Hindsight is an incredible thing. When we study the rich Guerlain timeline here in 2014, we are able to contrast and compare, to draw parallels and recognise patterns which, at another time, might not have appeared as conspicuous. For a house with more than 700 perfumes to their credit - each one a single daub of paint on a vast canvas - we glean a greater understanding of the artwork when we view it from afar.
Just as Sorcery of Scent has looked at post-wartime perfume models in my article earlier this week, today's perfume, Candide Effluve (Innocent Emination) - a Jacques Guerlain creation of 1922 - is another telling creation from the Guerlain archive.
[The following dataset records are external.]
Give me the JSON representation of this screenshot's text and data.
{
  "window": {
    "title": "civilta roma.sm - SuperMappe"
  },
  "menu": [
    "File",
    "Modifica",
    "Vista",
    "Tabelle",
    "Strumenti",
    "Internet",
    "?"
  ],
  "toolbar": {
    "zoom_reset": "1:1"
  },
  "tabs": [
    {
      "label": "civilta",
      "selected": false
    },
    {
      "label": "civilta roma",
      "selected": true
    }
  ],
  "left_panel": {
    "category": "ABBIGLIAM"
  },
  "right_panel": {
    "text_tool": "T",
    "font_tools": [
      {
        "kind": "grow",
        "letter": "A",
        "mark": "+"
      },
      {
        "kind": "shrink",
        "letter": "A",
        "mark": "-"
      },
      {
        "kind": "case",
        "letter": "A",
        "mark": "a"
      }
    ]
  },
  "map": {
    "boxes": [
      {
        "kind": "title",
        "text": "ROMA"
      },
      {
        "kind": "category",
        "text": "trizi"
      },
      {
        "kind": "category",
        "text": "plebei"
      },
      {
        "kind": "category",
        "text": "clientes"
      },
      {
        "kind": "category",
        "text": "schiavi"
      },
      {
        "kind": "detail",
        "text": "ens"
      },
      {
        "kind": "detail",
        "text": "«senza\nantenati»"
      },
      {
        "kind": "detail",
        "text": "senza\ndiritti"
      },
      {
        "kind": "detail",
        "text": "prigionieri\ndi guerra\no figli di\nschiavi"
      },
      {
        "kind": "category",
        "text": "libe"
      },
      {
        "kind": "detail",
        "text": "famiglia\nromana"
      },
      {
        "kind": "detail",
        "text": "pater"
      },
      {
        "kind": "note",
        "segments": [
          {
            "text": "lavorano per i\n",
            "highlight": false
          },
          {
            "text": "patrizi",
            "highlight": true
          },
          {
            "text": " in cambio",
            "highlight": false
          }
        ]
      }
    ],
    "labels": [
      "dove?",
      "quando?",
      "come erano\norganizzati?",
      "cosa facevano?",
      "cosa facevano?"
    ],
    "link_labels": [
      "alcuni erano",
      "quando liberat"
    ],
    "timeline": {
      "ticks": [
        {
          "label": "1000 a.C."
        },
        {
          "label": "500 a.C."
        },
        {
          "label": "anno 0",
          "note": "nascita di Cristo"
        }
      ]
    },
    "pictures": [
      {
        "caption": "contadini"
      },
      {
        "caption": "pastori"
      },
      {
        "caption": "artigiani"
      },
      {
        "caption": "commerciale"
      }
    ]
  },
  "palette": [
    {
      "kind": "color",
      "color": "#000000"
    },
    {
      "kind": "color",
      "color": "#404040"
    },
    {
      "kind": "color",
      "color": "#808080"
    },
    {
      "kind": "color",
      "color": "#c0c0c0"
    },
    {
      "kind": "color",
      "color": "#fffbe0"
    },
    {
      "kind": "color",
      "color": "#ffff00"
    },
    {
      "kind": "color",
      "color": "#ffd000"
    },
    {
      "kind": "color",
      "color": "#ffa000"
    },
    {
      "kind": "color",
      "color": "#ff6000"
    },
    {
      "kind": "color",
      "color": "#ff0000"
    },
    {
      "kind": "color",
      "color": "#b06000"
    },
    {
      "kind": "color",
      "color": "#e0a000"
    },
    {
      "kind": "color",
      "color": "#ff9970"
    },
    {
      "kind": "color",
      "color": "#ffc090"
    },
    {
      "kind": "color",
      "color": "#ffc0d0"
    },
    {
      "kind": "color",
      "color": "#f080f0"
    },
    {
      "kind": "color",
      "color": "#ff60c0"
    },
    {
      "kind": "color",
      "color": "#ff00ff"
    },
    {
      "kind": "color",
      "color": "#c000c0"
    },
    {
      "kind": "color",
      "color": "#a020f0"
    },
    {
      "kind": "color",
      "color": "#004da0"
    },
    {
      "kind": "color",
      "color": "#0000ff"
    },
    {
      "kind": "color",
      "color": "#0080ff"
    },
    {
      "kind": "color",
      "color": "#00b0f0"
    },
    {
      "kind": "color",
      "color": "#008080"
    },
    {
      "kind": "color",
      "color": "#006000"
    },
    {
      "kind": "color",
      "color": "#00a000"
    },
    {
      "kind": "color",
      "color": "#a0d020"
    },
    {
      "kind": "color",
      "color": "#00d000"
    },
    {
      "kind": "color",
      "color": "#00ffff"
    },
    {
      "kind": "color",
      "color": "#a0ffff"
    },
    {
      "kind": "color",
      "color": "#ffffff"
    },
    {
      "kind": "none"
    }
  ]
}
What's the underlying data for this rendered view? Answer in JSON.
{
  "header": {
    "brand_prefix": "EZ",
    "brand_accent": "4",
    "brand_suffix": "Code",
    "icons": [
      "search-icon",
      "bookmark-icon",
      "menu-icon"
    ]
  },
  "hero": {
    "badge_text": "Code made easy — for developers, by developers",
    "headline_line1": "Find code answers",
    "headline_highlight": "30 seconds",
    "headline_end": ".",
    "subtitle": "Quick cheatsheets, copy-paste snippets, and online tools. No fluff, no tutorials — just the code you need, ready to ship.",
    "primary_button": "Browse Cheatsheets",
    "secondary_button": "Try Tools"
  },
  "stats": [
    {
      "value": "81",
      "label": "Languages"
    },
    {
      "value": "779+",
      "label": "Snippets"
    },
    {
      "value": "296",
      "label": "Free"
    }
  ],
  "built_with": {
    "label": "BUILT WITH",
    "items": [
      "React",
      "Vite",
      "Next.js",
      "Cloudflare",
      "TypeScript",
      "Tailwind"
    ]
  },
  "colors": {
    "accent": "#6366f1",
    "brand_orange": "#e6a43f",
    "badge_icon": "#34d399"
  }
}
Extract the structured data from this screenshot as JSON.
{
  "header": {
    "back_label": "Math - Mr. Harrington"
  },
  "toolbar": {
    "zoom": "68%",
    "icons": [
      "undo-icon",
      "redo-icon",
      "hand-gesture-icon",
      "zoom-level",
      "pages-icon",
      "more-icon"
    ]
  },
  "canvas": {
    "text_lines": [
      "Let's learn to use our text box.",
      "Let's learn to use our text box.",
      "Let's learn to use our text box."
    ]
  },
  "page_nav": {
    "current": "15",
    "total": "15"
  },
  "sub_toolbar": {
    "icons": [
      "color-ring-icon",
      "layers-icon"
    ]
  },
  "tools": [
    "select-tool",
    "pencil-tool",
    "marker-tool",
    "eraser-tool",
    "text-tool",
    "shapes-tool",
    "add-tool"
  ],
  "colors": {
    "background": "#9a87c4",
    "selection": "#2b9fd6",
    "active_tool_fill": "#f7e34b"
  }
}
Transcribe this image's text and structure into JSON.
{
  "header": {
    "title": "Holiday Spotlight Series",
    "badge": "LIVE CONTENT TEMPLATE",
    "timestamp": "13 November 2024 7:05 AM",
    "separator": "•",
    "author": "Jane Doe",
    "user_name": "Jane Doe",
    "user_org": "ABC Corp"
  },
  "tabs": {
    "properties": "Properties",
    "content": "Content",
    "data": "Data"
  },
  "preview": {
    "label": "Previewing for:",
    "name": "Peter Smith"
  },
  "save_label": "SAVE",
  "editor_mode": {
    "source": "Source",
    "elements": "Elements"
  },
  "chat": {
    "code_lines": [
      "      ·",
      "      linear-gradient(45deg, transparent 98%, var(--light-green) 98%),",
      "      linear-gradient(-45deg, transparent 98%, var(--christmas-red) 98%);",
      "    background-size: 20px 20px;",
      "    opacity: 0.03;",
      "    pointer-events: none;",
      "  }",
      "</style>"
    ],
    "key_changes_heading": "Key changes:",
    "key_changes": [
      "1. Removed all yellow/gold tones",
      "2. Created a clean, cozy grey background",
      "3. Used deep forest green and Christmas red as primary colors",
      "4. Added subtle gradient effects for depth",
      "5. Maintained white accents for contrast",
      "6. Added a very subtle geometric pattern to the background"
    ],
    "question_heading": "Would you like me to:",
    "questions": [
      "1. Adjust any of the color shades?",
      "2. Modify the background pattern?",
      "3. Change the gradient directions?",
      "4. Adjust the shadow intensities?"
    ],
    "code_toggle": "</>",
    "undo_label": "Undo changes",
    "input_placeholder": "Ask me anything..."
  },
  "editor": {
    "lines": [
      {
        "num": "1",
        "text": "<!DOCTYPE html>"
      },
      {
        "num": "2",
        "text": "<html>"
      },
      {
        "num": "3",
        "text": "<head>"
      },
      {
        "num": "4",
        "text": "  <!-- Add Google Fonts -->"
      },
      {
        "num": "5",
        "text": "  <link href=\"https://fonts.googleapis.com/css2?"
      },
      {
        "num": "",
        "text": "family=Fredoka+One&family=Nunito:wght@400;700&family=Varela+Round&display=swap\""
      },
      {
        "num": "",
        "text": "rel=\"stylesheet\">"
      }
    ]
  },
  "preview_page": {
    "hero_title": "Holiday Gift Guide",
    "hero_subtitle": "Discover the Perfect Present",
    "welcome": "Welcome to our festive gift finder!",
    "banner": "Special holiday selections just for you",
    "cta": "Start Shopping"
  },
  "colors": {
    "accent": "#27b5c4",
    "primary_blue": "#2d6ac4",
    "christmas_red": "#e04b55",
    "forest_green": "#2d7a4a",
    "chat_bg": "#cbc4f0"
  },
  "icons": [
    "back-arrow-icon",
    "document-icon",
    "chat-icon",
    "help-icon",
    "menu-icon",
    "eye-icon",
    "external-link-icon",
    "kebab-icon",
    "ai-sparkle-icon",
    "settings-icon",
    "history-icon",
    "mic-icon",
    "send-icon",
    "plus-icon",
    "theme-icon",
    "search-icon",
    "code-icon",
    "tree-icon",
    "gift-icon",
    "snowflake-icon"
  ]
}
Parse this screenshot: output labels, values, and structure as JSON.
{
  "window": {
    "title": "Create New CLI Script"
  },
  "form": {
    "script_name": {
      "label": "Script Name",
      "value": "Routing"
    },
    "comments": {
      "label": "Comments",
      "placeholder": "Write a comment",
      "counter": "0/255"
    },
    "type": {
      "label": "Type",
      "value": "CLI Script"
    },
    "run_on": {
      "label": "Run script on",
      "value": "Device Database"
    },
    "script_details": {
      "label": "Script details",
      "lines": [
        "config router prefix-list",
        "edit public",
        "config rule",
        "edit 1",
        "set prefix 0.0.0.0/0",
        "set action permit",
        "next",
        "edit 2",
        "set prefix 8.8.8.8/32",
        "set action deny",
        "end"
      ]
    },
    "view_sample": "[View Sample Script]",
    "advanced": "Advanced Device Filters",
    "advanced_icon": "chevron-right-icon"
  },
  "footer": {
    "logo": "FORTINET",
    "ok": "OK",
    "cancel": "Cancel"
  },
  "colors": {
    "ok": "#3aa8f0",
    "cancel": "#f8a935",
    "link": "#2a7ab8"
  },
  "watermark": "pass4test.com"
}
Candide Effluve places a marker precisely between two distinct periods... the Art Nouveau era (1880 - ca. 1916), and the Art Deco age (ca. 1924-1940).
Of course, not only does it's appearance straddle the line between the two design philosophies, but the perfume it holds does too.
A sunny and spirited flight of lilac and violet feels fresh, vibrant and youthful, but underneath, the heliotrope seems to tether it to a more mature space. Lily-of-the-valley and jasmine lend a bright, distinctly feminine feel, however a spreading cloud of patchouli and benzoin bring it back to ground again. Perhaps one of the more prominent components is ylang-ylang - it feels spicy, lavish and luxurious... a flash of gold in the shadows. It cavorts and beckons over a delectable vanilla / ambery trail.
Candide Effluve is a scent that shows some restraint, and I can't help but imagine a young girl born to very conservative parents who has just come of age and is dying to throw on her flapper dress and go out dancing. It feels like a perfume that darts between cautious maturity and reckless juvenescence. It might have been Jacques Guerlain's intention to have this perfume appeal to women of any age... those with one foot planted in yesterday, or one foot planted in tomorrow. Whatever the truth, it takes a clear snapshot of its time; an important transitional period when philosophies and ideologies were being refashioned.